A Star rigger is a person in author Jeffrey Carver's Star Rigger universe books who pilots a spacecraft through the hyperspace realm known as "the Flux."

Riggers
Ships can be piloted by a solo rigger, or several riggers working as a team. Riggers must be very creative people, since navigating the Flux requires much imagination. In the Star Rigger books, it is suggested that riggers can "burn out", spending so much time in the Flux that they begin to live in their own dream world. Legends say that some become vaguely translucent, having seemingly left a part of themselves in the Flux. 

Riggers are members of the RiggerGuild, which protects them from exploitation and grants them certain rights. For example, a planet's Spacing Authority must provide all possible assistance and transportation to a ship's rigger crew and passengers from the point of first possible contact in the event of a FluxSpace accident. If the RiggerGuild is not satisfied that its members are being treated appropriately, it can call a general strike, paralyzing a planet's interstellar economy.  
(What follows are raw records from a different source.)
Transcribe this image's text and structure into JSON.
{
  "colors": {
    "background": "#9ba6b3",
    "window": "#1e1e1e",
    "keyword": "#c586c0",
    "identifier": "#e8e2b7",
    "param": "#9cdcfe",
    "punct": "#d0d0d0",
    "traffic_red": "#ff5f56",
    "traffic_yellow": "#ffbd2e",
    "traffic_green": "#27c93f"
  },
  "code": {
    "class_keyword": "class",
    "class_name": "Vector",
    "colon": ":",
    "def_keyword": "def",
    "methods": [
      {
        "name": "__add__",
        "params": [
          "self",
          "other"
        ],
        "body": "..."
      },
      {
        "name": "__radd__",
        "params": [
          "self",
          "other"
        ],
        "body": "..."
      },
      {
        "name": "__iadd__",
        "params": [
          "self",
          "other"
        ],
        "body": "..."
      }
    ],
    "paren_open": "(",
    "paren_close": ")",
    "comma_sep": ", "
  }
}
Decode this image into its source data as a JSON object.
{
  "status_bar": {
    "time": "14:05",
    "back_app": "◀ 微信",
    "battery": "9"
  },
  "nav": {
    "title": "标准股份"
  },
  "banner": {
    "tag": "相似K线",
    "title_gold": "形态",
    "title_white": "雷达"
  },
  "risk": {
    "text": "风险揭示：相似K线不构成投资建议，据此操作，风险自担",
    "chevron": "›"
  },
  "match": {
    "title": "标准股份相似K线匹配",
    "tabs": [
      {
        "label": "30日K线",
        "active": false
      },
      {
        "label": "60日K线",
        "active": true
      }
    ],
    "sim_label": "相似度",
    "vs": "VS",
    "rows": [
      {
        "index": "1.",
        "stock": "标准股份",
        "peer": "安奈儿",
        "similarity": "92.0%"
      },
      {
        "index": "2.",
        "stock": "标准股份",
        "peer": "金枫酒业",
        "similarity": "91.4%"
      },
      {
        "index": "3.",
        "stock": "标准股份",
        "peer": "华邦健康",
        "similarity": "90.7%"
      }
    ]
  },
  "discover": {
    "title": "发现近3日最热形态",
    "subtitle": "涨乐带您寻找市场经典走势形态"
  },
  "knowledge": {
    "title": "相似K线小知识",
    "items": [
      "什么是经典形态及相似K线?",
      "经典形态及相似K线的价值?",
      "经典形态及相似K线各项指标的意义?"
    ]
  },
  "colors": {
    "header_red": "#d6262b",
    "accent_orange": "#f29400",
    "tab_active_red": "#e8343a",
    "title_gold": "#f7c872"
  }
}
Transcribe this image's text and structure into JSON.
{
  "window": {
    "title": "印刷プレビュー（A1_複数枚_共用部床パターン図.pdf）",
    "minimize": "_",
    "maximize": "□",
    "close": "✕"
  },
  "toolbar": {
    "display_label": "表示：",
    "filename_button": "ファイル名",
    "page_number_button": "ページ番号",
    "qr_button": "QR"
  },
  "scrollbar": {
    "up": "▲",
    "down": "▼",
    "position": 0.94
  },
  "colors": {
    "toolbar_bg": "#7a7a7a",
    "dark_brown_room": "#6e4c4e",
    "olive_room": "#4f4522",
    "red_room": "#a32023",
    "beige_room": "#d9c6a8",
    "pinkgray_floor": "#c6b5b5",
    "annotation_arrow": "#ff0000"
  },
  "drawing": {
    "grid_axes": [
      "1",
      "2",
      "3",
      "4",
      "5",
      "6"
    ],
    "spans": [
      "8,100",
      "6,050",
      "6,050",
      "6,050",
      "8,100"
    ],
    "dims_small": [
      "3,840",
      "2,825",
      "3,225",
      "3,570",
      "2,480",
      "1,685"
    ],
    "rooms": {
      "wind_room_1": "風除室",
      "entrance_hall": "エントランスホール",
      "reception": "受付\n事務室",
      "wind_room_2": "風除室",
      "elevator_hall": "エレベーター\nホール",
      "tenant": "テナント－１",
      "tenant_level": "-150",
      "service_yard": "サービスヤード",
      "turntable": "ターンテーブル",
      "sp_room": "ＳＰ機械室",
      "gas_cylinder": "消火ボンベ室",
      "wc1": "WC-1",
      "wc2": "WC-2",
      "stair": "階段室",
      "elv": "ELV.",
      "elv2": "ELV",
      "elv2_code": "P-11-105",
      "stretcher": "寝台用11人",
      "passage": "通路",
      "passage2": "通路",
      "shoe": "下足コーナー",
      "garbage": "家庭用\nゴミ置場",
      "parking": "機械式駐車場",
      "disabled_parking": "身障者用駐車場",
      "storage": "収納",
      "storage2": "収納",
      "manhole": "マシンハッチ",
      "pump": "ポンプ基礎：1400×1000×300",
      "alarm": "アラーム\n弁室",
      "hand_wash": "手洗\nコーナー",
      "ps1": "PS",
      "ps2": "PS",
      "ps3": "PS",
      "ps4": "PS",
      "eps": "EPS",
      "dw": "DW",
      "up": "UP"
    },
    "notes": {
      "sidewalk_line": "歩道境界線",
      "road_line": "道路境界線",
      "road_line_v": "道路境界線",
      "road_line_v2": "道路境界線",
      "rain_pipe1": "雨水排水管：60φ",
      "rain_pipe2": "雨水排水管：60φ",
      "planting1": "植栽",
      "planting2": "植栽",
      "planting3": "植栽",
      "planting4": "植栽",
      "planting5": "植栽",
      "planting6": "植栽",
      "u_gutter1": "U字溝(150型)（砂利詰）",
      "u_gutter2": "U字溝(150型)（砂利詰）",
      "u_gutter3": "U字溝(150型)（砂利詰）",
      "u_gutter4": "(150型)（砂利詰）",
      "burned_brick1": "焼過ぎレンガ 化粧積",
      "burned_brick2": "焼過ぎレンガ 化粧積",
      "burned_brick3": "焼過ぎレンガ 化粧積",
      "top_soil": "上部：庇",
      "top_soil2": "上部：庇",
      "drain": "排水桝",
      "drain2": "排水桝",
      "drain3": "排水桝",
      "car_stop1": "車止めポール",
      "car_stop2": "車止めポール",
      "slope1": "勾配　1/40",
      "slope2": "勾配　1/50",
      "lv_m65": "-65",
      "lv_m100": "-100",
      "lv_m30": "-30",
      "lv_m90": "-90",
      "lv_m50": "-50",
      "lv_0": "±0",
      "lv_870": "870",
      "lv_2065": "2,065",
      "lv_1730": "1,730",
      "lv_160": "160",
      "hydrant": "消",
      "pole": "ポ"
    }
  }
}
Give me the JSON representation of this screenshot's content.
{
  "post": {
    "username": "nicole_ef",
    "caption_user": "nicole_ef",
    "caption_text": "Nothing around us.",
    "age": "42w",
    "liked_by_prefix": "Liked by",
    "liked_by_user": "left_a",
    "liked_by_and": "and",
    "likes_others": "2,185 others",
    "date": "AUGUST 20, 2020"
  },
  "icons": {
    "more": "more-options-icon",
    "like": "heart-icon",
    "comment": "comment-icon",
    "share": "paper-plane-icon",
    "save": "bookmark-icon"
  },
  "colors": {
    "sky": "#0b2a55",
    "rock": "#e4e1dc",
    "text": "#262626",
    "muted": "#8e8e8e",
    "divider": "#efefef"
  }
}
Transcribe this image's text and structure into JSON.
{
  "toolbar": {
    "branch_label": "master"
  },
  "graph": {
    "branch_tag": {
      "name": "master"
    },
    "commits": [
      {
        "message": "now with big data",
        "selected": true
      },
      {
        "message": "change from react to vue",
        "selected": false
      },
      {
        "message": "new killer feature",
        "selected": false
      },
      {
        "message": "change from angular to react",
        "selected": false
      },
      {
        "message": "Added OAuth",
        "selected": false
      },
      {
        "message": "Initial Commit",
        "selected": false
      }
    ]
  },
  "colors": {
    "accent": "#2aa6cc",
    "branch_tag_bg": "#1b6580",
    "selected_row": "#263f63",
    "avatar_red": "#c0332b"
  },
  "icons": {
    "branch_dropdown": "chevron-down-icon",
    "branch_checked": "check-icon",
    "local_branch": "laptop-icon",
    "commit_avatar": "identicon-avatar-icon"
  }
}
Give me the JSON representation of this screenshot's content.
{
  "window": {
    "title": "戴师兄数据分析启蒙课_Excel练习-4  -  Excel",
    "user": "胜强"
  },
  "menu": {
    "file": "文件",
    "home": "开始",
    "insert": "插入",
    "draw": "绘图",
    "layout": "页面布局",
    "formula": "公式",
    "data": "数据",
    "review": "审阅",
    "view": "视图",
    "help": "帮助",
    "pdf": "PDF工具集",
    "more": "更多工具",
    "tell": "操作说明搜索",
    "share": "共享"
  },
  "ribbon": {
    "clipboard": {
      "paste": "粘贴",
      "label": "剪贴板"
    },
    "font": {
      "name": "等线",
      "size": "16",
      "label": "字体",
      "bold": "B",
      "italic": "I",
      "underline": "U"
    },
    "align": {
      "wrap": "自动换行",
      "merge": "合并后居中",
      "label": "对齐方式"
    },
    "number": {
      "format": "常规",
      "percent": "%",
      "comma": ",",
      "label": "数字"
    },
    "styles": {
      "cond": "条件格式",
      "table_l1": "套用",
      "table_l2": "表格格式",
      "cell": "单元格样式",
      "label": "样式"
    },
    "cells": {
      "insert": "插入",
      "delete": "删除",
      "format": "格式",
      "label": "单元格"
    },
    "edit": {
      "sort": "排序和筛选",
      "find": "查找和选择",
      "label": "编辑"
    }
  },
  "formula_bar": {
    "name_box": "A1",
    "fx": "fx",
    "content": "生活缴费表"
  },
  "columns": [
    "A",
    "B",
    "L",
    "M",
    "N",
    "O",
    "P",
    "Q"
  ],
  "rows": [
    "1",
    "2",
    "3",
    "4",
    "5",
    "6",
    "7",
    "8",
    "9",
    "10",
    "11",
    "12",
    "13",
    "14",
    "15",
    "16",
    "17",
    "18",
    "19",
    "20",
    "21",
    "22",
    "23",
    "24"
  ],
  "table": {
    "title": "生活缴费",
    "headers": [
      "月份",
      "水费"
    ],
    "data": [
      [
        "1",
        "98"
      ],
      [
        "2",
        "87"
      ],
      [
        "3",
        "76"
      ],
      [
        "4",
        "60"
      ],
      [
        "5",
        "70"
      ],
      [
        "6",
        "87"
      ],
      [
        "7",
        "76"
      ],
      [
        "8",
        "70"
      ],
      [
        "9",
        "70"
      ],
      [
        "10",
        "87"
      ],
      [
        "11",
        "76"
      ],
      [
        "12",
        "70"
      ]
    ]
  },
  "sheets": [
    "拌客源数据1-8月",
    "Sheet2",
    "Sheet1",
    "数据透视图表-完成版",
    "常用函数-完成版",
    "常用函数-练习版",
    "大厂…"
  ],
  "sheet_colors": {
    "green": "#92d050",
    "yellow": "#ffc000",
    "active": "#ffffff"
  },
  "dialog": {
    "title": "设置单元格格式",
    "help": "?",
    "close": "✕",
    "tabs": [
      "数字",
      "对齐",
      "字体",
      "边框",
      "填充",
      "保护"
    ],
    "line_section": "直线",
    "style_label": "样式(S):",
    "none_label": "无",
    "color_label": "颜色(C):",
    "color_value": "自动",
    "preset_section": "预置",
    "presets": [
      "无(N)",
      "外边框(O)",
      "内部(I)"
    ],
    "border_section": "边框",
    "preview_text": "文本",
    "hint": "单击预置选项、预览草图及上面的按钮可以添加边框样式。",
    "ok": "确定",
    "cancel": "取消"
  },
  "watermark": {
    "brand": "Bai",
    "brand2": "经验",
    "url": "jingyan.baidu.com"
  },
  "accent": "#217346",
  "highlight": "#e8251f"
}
The first known rigger was Panglor Balef, in the Twelfth Century of Space.

Navigating the Flux
Riggers must navigate space by visualizing the intangible features of the Flux as an interactive landscape and adapting their flight patterns to the landscape. Although no two riggers will experience the same space in exactly the same way, a team of riggers must work together to create a shared vision of the Flux in order to successfully navigate their ship. The Flux has treacherous areas that can entrap a ship, manifesting themselves as whirlpools and eddies, or the more dangerous quantum flaws. Tales exist among the riggers of strange visions of dragons and ghost ships within the Flux.